Status update
Added 2018-04-13 17:35:38 +0000 UTCHi. As you all know, Steam has changed their security settings to prevent Steam Spy and similar sites from accessing user information. Here is my interview about it.
Going forward, Steam Spy still collect user information, but the number of queried profiles decreased significantly - from 2M per 3 days to 60K, give or take. All of those 60K users are hardcore players that own a lot of games, so this particular data is still useful for X-Analysis or geography, but not so much for stats on owners or players.
This why I just blocked regular users from accessing sensitive data on Steam Spy. it's no longer correct and I expect most of them do not follow the latest developments. You as Patreon backers can still access it, of course.

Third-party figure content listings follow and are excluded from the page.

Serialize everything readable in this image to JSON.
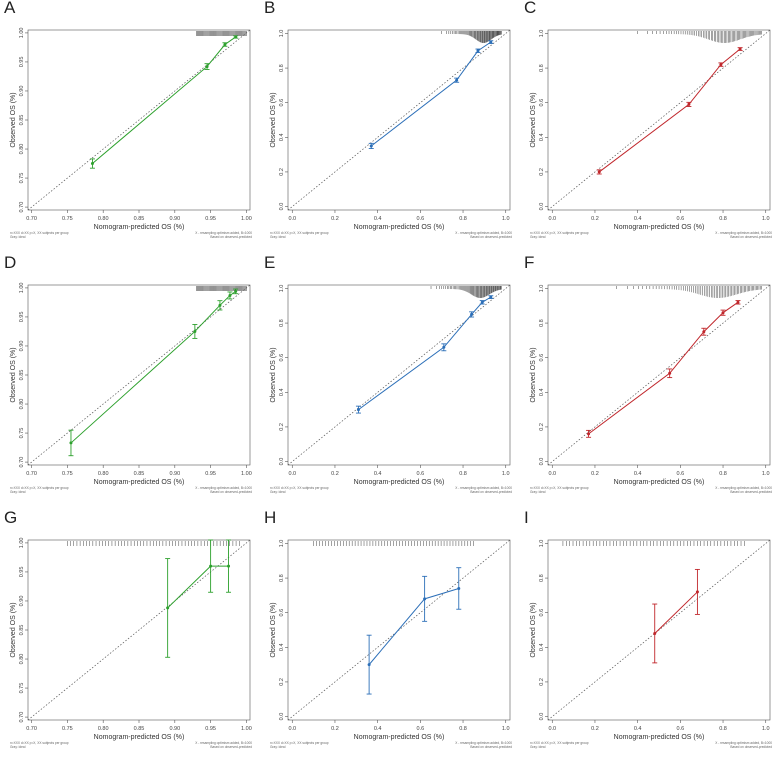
{
  "figure": {
    "x_axis_title": "Nomogram-predicted OS (%)",
    "y_axis_title": "Observed OS (%)",
    "note_left_line1": "n=XXX d=XX p=X, XX subjects per group",
    "note_left_line2": "Gray: ideal",
    "note_right_line1": "X - resampling optimism added, B=1000",
    "note_right_line2": "Based on observed-predicted"
  },
  "colors": {
    "green": "#2ca02c",
    "blue": "#2c6fb8",
    "red": "#c0262b"
  },
  "chart_data": [
    {
      "panel": "A",
      "type": "line",
      "color_key": "green",
      "xlim": [
        0.695,
        1.005
      ],
      "ylim": [
        0.695,
        1.005
      ],
      "ticks": [
        0.7,
        0.75,
        0.8,
        0.85,
        0.9,
        0.95,
        1.0
      ],
      "tick_labels": [
        "0.70",
        "0.75",
        "0.80",
        "0.85",
        "0.90",
        "0.95",
        "1.00"
      ],
      "series": [
        {
          "name": "calibration",
          "x": [
            0.785,
            0.945,
            0.97,
            0.985
          ],
          "y": [
            0.775,
            0.942,
            0.98,
            0.993
          ],
          "err": [
            0.008,
            0.005,
            0.003,
            0.002
          ]
        }
      ],
      "rug": {
        "from": 0.93,
        "to": 1.0,
        "dense": false
      }
    },
    {
      "panel": "B",
      "type": "line",
      "color_key": "blue",
      "xlim": [
        -0.02,
        1.02
      ],
      "ylim": [
        -0.02,
        1.02
      ],
      "ticks": [
        0.0,
        0.2,
        0.4,
        0.6,
        0.8,
        1.0
      ],
      "tick_labels": [
        "0.0",
        "0.2",
        "0.4",
        "0.6",
        "0.8",
        "1.0"
      ],
      "series": [
        {
          "name": "calibration",
          "x": [
            0.37,
            0.77,
            0.87,
            0.93
          ],
          "y": [
            0.35,
            0.73,
            0.9,
            0.95
          ],
          "err": [
            0.015,
            0.012,
            0.01,
            0.008
          ]
        }
      ],
      "rug": {
        "from": 0.7,
        "to": 0.98,
        "dense": true
      }
    },
    {
      "panel": "C",
      "type": "line",
      "color_key": "red",
      "xlim": [
        -0.02,
        1.02
      ],
      "ylim": [
        -0.02,
        1.02
      ],
      "ticks": [
        0.0,
        0.2,
        0.4,
        0.6,
        0.8,
        1.0
      ],
      "tick_labels": [
        "0.0",
        "0.2",
        "0.4",
        "0.6",
        "0.8",
        "1.0"
      ],
      "series": [
        {
          "name": "calibration",
          "x": [
            0.22,
            0.64,
            0.79,
            0.88
          ],
          "y": [
            0.2,
            0.59,
            0.82,
            0.91
          ],
          "err": [
            0.012,
            0.012,
            0.01,
            0.008
          ]
        }
      ],
      "rug": {
        "from": 0.4,
        "to": 0.98,
        "dense": true
      }
    },
    {
      "panel": "D",
      "type": "line",
      "color_key": "green",
      "xlim": [
        0.695,
        1.005
      ],
      "ylim": [
        0.695,
        1.005
      ],
      "ticks": [
        0.7,
        0.75,
        0.8,
        0.85,
        0.9,
        0.95,
        1.0
      ],
      "tick_labels": [
        "0.70",
        "0.75",
        "0.80",
        "0.85",
        "0.90",
        "0.95",
        "1.00"
      ],
      "series": [
        {
          "name": "calibration",
          "x": [
            0.755,
            0.928,
            0.963,
            0.977,
            0.985
          ],
          "y": [
            0.733,
            0.925,
            0.97,
            0.987,
            0.994
          ],
          "err": [
            0.022,
            0.012,
            0.008,
            0.006,
            0.004
          ]
        }
      ],
      "rug": {
        "from": 0.93,
        "to": 1.0,
        "dense": false
      }
    },
    {
      "panel": "E",
      "type": "line",
      "color_key": "blue",
      "xlim": [
        -0.02,
        1.02
      ],
      "ylim": [
        -0.02,
        1.02
      ],
      "ticks": [
        0.0,
        0.2,
        0.4,
        0.6,
        0.8,
        1.0
      ],
      "tick_labels": [
        "0.0",
        "0.2",
        "0.4",
        "0.6",
        "0.8",
        "1.0"
      ],
      "series": [
        {
          "name": "calibration",
          "x": [
            0.31,
            0.71,
            0.84,
            0.89,
            0.93
          ],
          "y": [
            0.3,
            0.66,
            0.85,
            0.92,
            0.95
          ],
          "err": [
            0.02,
            0.02,
            0.015,
            0.01,
            0.008
          ]
        }
      ],
      "rug": {
        "from": 0.65,
        "to": 0.98,
        "dense": true
      }
    },
    {
      "panel": "F",
      "type": "line",
      "color_key": "red",
      "xlim": [
        -0.02,
        1.02
      ],
      "ylim": [
        -0.02,
        1.02
      ],
      "ticks": [
        0.0,
        0.2,
        0.4,
        0.6,
        0.8,
        1.0
      ],
      "tick_labels": [
        "0.0",
        "0.2",
        "0.4",
        "0.6",
        "0.8",
        "1.0"
      ],
      "series": [
        {
          "name": "calibration",
          "x": [
            0.17,
            0.55,
            0.71,
            0.8,
            0.87
          ],
          "y": [
            0.16,
            0.51,
            0.75,
            0.86,
            0.92
          ],
          "err": [
            0.02,
            0.025,
            0.02,
            0.015,
            0.01
          ]
        }
      ],
      "rug": {
        "from": 0.3,
        "to": 0.98,
        "dense": true
      }
    },
    {
      "panel": "G",
      "type": "line",
      "color_key": "green",
      "xlim": [
        0.695,
        1.005
      ],
      "ylim": [
        0.695,
        1.005
      ],
      "ticks": [
        0.7,
        0.75,
        0.8,
        0.85,
        0.9,
        0.95,
        1.0
      ],
      "tick_labels": [
        "0.70",
        "0.75",
        "0.80",
        "0.85",
        "0.90",
        "0.95",
        "1.00"
      ],
      "series": [
        {
          "name": "calibration",
          "x": [
            0.89,
            0.95,
            0.975
          ],
          "y": [
            0.888,
            0.96,
            0.96
          ],
          "err": [
            0.085,
            0.045,
            0.045
          ]
        }
      ],
      "rug": {
        "from": 0.75,
        "to": 0.99,
        "dense": false
      }
    },
    {
      "panel": "H",
      "type": "line",
      "color_key": "blue",
      "xlim": [
        -0.02,
        1.02
      ],
      "ylim": [
        -0.02,
        1.02
      ],
      "ticks": [
        0.0,
        0.2,
        0.4,
        0.6,
        0.8,
        1.0
      ],
      "tick_labels": [
        "0.0",
        "0.2",
        "0.4",
        "0.6",
        "0.8",
        "1.0"
      ],
      "series": [
        {
          "name": "calibration",
          "x": [
            0.36,
            0.62,
            0.78
          ],
          "y": [
            0.3,
            0.68,
            0.74
          ],
          "err": [
            0.17,
            0.13,
            0.12
          ]
        }
      ],
      "rug": {
        "from": 0.1,
        "to": 0.85,
        "dense": false
      }
    },
    {
      "panel": "I",
      "type": "line",
      "color_key": "red",
      "xlim": [
        -0.02,
        1.02
      ],
      "ylim": [
        -0.02,
        1.02
      ],
      "ticks": [
        0.0,
        0.2,
        0.4,
        0.6,
        0.8,
        1.0
      ],
      "tick_labels": [
        "0.0",
        "0.2",
        "0.4",
        "0.6",
        "0.8",
        "1.0"
      ],
      "series": [
        {
          "name": "calibration",
          "x": [
            0.48,
            0.68
          ],
          "y": [
            0.48,
            0.72
          ],
          "err": [
            0.17,
            0.13
          ]
        }
      ],
      "rug": {
        "from": 0.05,
        "to": 0.9,
        "dense": false
      }
    }
  ]
}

I've been told by multiple people that even less precise Steam Spy is going to be useful as long as people using it understand the caveats. This why I'd like to try and keep the site working in some capacity.
I, of course, wrote an email to Valve with a possible privacy-conscious solution and pinged my friends there. The Steam team is, of course, ignoring me. Well, they have their annual corporate holidays on Hawaii until Monday, so that might be the reason. Anyway, I don't expect Valve to cooperate, they never do.
The second option is to use the massive bunch of data the site acquired to run machine learning based on the number of still accessible parameters.
I only started doing this today (had some fires in the last two days at my day job), but the results are promising. When games are divided into categories with lower precision, the algorithm was able to correctly identify the number of owners in almost 90% of cases. Unfortunately, the performance decreases as the games sales go up (an exact opposite of the previous version of Steam Spy), because I have less data on big games. But I've only run this algorithm on a small sample of 12,000 points (7MB) with no pre- or post-filtering. I can easily increase the sample to at least 1M data points to see if it will help with the accuracy at bigger numbers.
If I manage to get this algorithm to work with a tolerable accuracy, I'm planning to keep Steam Spy running. Some sensitive data will not be available to unregistered or even non-paying users then to prevent abuse by people with little understanding of statistics.
If I'm unhappy with the algorithm, I will most likely cancel this Patreon and keep Steam Spy as an archive.
Will be glad to hear your opinions and suggestions.